My friend Charles wrote this book and has since become a local celebrity (his fiance had something to do with that too). Last night I went to a reading he did at some bar in Bucktown. I am still deciding if I enjoyed myself.
Charles and I have known each other since high school. Had someone told me when I was 16 that he and I would still be friends over 10 years later I would have laughed. That seems to be the way it is with any of my "old" friends. Charles and I met in the early 90s when 90210 was still on and we were trying to pretend that Evanston was as cool as Seattle. I am not sure what our bond was then, and I am less sure now. Regardless, we have managed to stay friends over they years.

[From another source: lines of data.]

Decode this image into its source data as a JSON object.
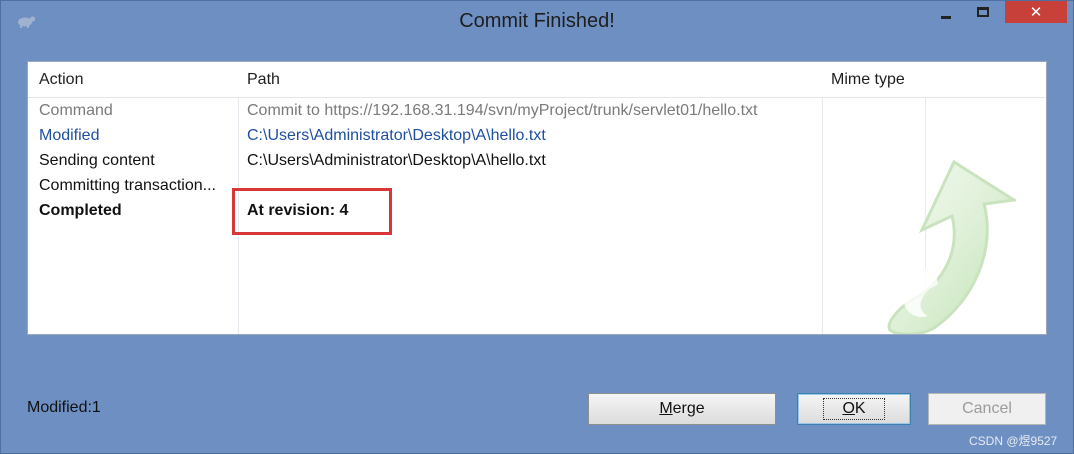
{
  "window": {
    "title": "Commit Finished!",
    "close_icon": "close-icon",
    "app_icon": "tortoise-svn-icon"
  },
  "list": {
    "columns": [
      "Action",
      "Path",
      "Mime type"
    ],
    "rows": [
      {
        "action": "Command",
        "path": "Commit to https://192.168.31.194/svn/myProject/trunk/servlet01/hello.txt",
        "style": "gray"
      },
      {
        "action": "Modified",
        "path": "C:\\Users\\Administrator\\Desktop\\A\\hello.txt",
        "style": "blue"
      },
      {
        "action": "Sending content",
        "path": "C:\\Users\\Administrator\\Desktop\\A\\hello.txt",
        "style": "black"
      },
      {
        "action": "Committing transaction...",
        "path": "",
        "style": "black"
      },
      {
        "action": "Completed",
        "path": "At revision: 4",
        "style": "bold"
      }
    ]
  },
  "status": {
    "text": "Modified:1"
  },
  "buttons": {
    "merge_prefix": "M",
    "merge_rest": "erge",
    "ok_prefix": "O",
    "ok_rest": "K",
    "cancel": "Cancel"
  },
  "colors": {
    "highlight": "#d9363a",
    "link_blue": "#1f4fa0",
    "background": "#6e8fc2"
  },
  "watermark": "CSDN @煜9527"
}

He is a phenomenal writer, and an amusing conversationalist so an evening with him is always interesting.
I don't know if it is because I go to gallery openings and can only relate to things that I saw on Sesame Street that morning, or if it is just that I am a moron that I become totally uninteresting in social settings. I try to have conversations, however I usually dismount with a story about one of the girls that either a) reflects poorly on my parenting, b) makes me sound like I am bragging about my kids, or c) deals with bodily fluids. I know that somewhere inside me I am intelligent. Hell, I have a college degree, I (try to)read a book a week, I used to teach high school for christ's sake! But I do lack in the witty repartee. Being around Charles somehow magnifies this by about a million.

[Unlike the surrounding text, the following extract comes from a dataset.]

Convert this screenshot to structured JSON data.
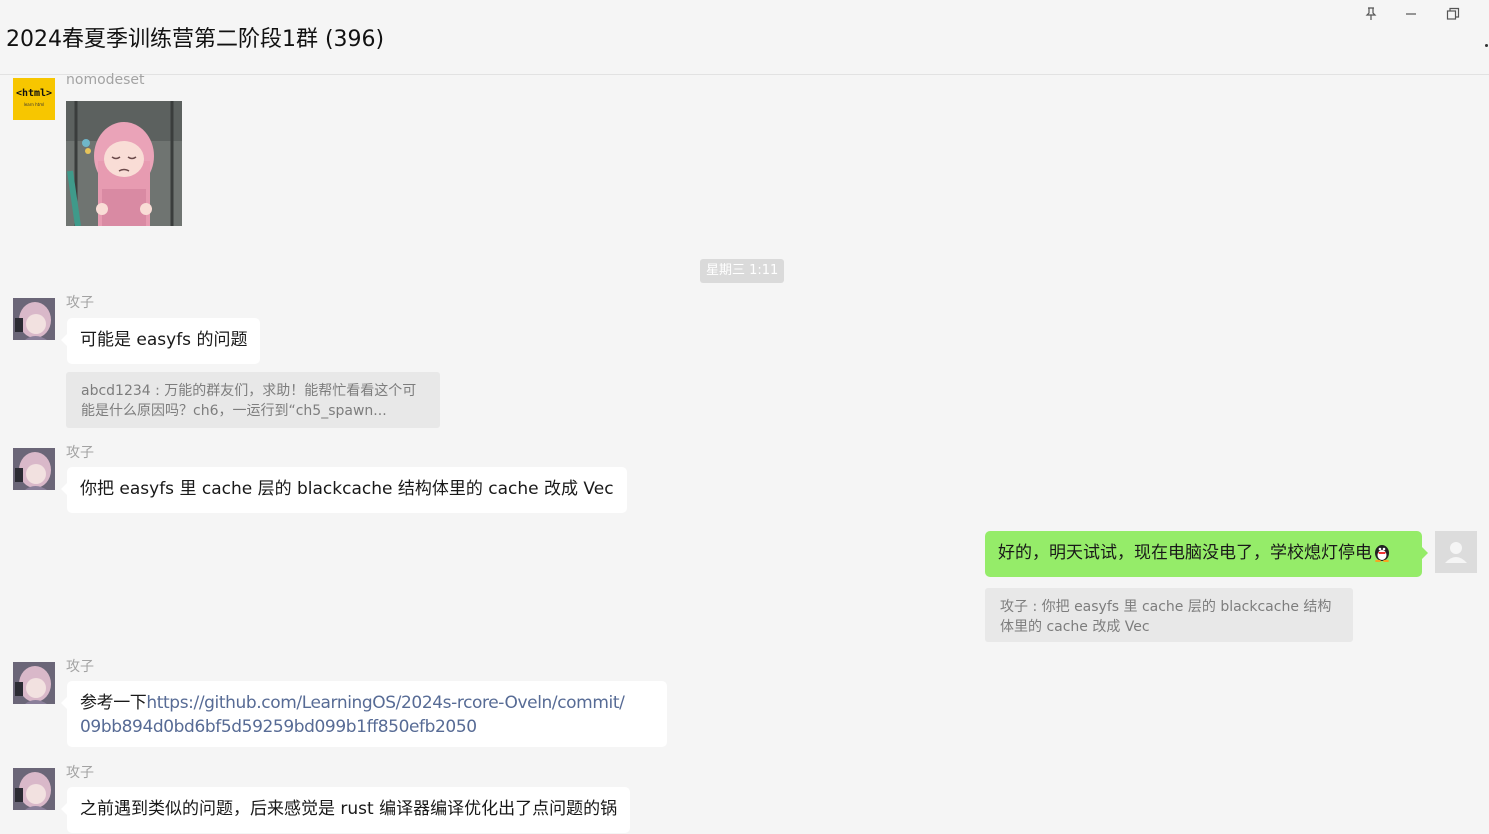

I know what I do is important. I know that I am raising 2 ladies to be ladies. I am shaping the future of our world, blah blah blah. For some reason I feel like I need to justify being a SAHM. Maybe it is because the first question people ask is, "What do you do?" I wish I were more secure with answering with a resounding "I PARENT!" but I am not. I think it comes with pregnancy, when you start losing your mind and become kind of flighty, that people start to think that your brain has melted into mommyhood. If you stay home with the baby you are screwed because people stop trying to have intelligent conversations with you because you are incapable of it for the first 2 months of your baby's life. Once that has been removed from your day to day life it is hard to reestablish it. If I had to choose between staying at home with the ladies or going out into the world for intelligent conversation I would totally opt for the ladies. I mean what is better than trying to answer the question 'why' a million tines a day? I (think) that Charles doesn't judge me, and that he supports what I do, but I am never sure. I have never been sure of much with him.

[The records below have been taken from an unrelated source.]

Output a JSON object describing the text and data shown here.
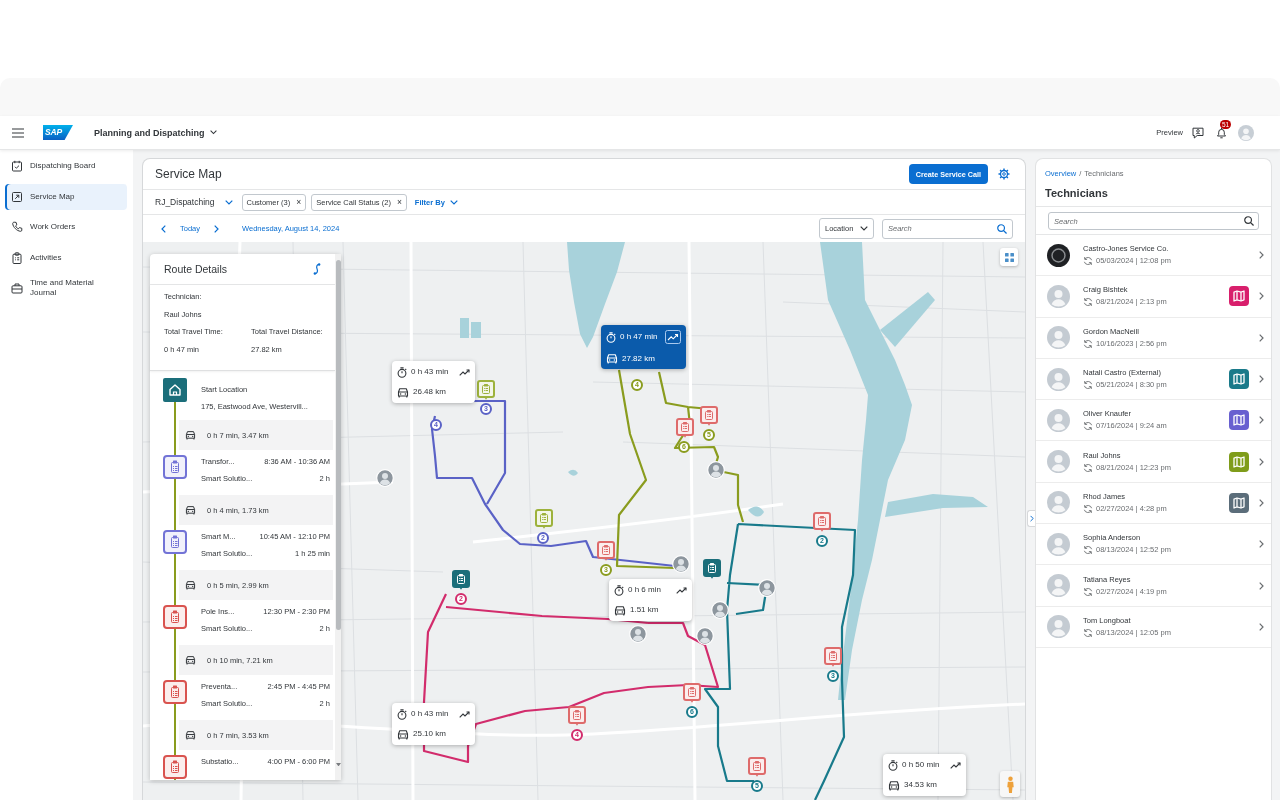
{
  "shell_bar": {
    "logo": "SAP",
    "app_title": "Planning and Dispatching",
    "preview_label": "Preview",
    "notifications": {
      "count": "51"
    }
  },
  "sidebar": {
    "items": [
      {
        "kind": "board",
        "label": "Dispatching Board",
        "selected": false
      },
      {
        "kind": "map",
        "label": "Service Map",
        "selected": true
      },
      {
        "kind": "orders",
        "label": "Work Orders",
        "selected": false
      },
      {
        "kind": "activities",
        "label": "Activities",
        "selected": false
      },
      {
        "kind": "journal",
        "label": "Time and Material Journal",
        "selected": false
      }
    ]
  },
  "service_map": {
    "title": "Service Map",
    "create_button": "Create Service Call",
    "variant": "RJ_Dispatching",
    "filters": [
      {
        "label": "Customer (3)",
        "remove": "×"
      },
      {
        "label": "Service Call Status (2)",
        "remove": "×"
      }
    ],
    "filter_by": "Filter By",
    "today": "Today",
    "date": "Wednesday, August 14, 2024",
    "view_select": "Location",
    "search": {
      "placeholder": "Search"
    },
    "map": {
      "routes": [
        {
          "color": "#5a62c6"
        },
        {
          "color": "#8a9c1e"
        },
        {
          "color": "#187a8b"
        },
        {
          "color": "#d22c6c"
        }
      ],
      "route_summaries": [
        {
          "time": "0 h 43 min",
          "distance": "26.48 km",
          "selected": false
        },
        {
          "time": "0 h 47 min",
          "distance": "27.82 km",
          "selected": true
        },
        {
          "time": "0 h 6 min",
          "distance": "1.51 km",
          "selected": false
        },
        {
          "time": "0 h 43 min",
          "distance": "25.10 km",
          "selected": false
        },
        {
          "time": "0 h 50 min",
          "distance": "34.53 km",
          "selected": false
        }
      ],
      "service_calls": [
        {
          "color": "#9db23c",
          "filled": false
        },
        {
          "color": "#de6b6b",
          "filled": false
        },
        {
          "color": "#de6b6b",
          "filled": false
        },
        {
          "color": "#9db23c",
          "filled": false
        },
        {
          "color": "#de6b6b",
          "filled": false
        },
        {
          "color": "#1b6e7a",
          "filled": true
        },
        {
          "color": "#1b6e7a",
          "filled": true
        },
        {
          "color": "#de6b6b",
          "filled": false
        },
        {
          "color": "#de6b6b",
          "filled": false
        },
        {
          "color": "#de6b6b",
          "filled": false
        },
        {
          "color": "#de6b6b",
          "filled": false
        },
        {
          "color": "#de6b6b",
          "filled": false
        }
      ],
      "stop_numbers": [
        {
          "number": "3",
          "color": "#5a62c6"
        },
        {
          "number": "4",
          "color": "#5a62c6"
        },
        {
          "number": "2",
          "color": "#5a62c6"
        },
        {
          "number": "3",
          "color": "#8a9c1e"
        },
        {
          "number": "4",
          "color": "#8a9c1e"
        },
        {
          "number": "5",
          "color": "#8a9c1e"
        },
        {
          "number": "6",
          "color": "#8a9c1e"
        },
        {
          "number": "2",
          "color": "#187a8b"
        },
        {
          "number": "3",
          "color": "#187a8b"
        },
        {
          "number": "6",
          "color": "#187a8b"
        },
        {
          "number": "4",
          "color": "#d22c6c"
        },
        {
          "number": "2",
          "color": "#d22c6c"
        },
        {
          "number": "5",
          "color": "#187a8b"
        }
      ]
    },
    "route_details": {
      "title": "Route Details",
      "technician_label": "Technician:",
      "technician": "Raul Johns",
      "time_label": "Total Travel Time:",
      "distance_label": "Total Travel Distance:",
      "time": "0 h 47 min",
      "distance": "27.82 km",
      "timeline": [
        {
          "kind": "start",
          "title": "Start Location",
          "address": "175, Eastwood Ave, Westervill..."
        },
        {
          "kind": "travel",
          "text": "0 h 7 min, 3.47 km"
        },
        {
          "kind": "stop",
          "color": "#7273d6",
          "title": "Transfor...",
          "time": "8:36 AM - 10:36 AM",
          "customer": "Smart Solutio...",
          "duration": "2 h"
        },
        {
          "kind": "travel",
          "text": "0 h 4 min, 1.73 km"
        },
        {
          "kind": "stop",
          "color": "#7273d6",
          "title": "Smart M...",
          "time": "10:45 AM - 12:10 PM",
          "customer": "Smart Solutio...",
          "duration": "1 h 25 min"
        },
        {
          "kind": "travel",
          "text": "0 h 5 min, 2.99 km"
        },
        {
          "kind": "stop",
          "color": "#d9534f",
          "title": "Pole Ins...",
          "time": "12:30 PM - 2:30 PM",
          "customer": "Smart Solutio...",
          "duration": "2 h"
        },
        {
          "kind": "travel",
          "text": "0 h 10 min, 7.21 km"
        },
        {
          "kind": "stop",
          "color": "#d9534f",
          "title": "Preventa...",
          "time": "2:45 PM - 4:45 PM",
          "customer": "Smart Solutio...",
          "duration": "2 h"
        },
        {
          "kind": "travel",
          "text": "0 h 7 min, 3.53 km"
        },
        {
          "kind": "stop",
          "color": "#d9534f",
          "title": "Substatio...",
          "time": "4:00 PM - 6:00 PM"
        }
      ]
    }
  },
  "technicians": {
    "breadcrumb": [
      {
        "label": "Overview",
        "link": true
      },
      {
        "label": "Technicians",
        "link": false
      }
    ],
    "breadcrumb_separator": "/",
    "title": "Technicians",
    "search": {
      "placeholder": "Search"
    },
    "items": [
      {
        "kind": "company",
        "name": "Castro-Jones Service Co.",
        "synced": "05/03/2024 | 12:08 pm"
      },
      {
        "kind": "person",
        "name": "Craig Bishtek",
        "synced": "08/21/2024 | 2:13 pm",
        "color": "#d81f6c"
      },
      {
        "kind": "person",
        "name": "Gordon MacNeill",
        "synced": "10/16/2023 | 2:56 pm"
      },
      {
        "kind": "person",
        "name": "Natali Castro (External)",
        "synced": "05/21/2024 | 8:30 pm",
        "color": "#1a7a8a"
      },
      {
        "kind": "person",
        "name": "Oliver Knaufer",
        "synced": "07/16/2024 | 9:24 am",
        "color": "#6860d0"
      },
      {
        "kind": "person",
        "name": "Raul Johns",
        "synced": "08/21/2024 | 12:23 pm",
        "color": "#7f9c1a"
      },
      {
        "kind": "person",
        "name": "Rhod James",
        "synced": "02/27/2024 | 4:28 pm",
        "color": "#5b6d7a"
      },
      {
        "kind": "person",
        "name": "Sophia Anderson",
        "synced": "08/13/2024 | 12:52 pm"
      },
      {
        "kind": "person",
        "name": "Tatiana Reyes",
        "synced": "02/27/2024 | 4:19 pm"
      },
      {
        "kind": "person",
        "name": "Tom Longboat",
        "synced": "08/13/2024 | 12:05 pm"
      }
    ]
  }
}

So I sat at this reading, helping to fill out the audience. I enjoy when Charles reads to me, it reminds me of when we would sit on the phone in high school and he would try to pass off the work of Brett Easton Ellis as his own. There was an interim reader who read from Kurt Vonnegaut's Galapagos who had trouble pronouncing the word archipelago and for a minute I felt a little less unsure of my intelligence, but that was fleeting.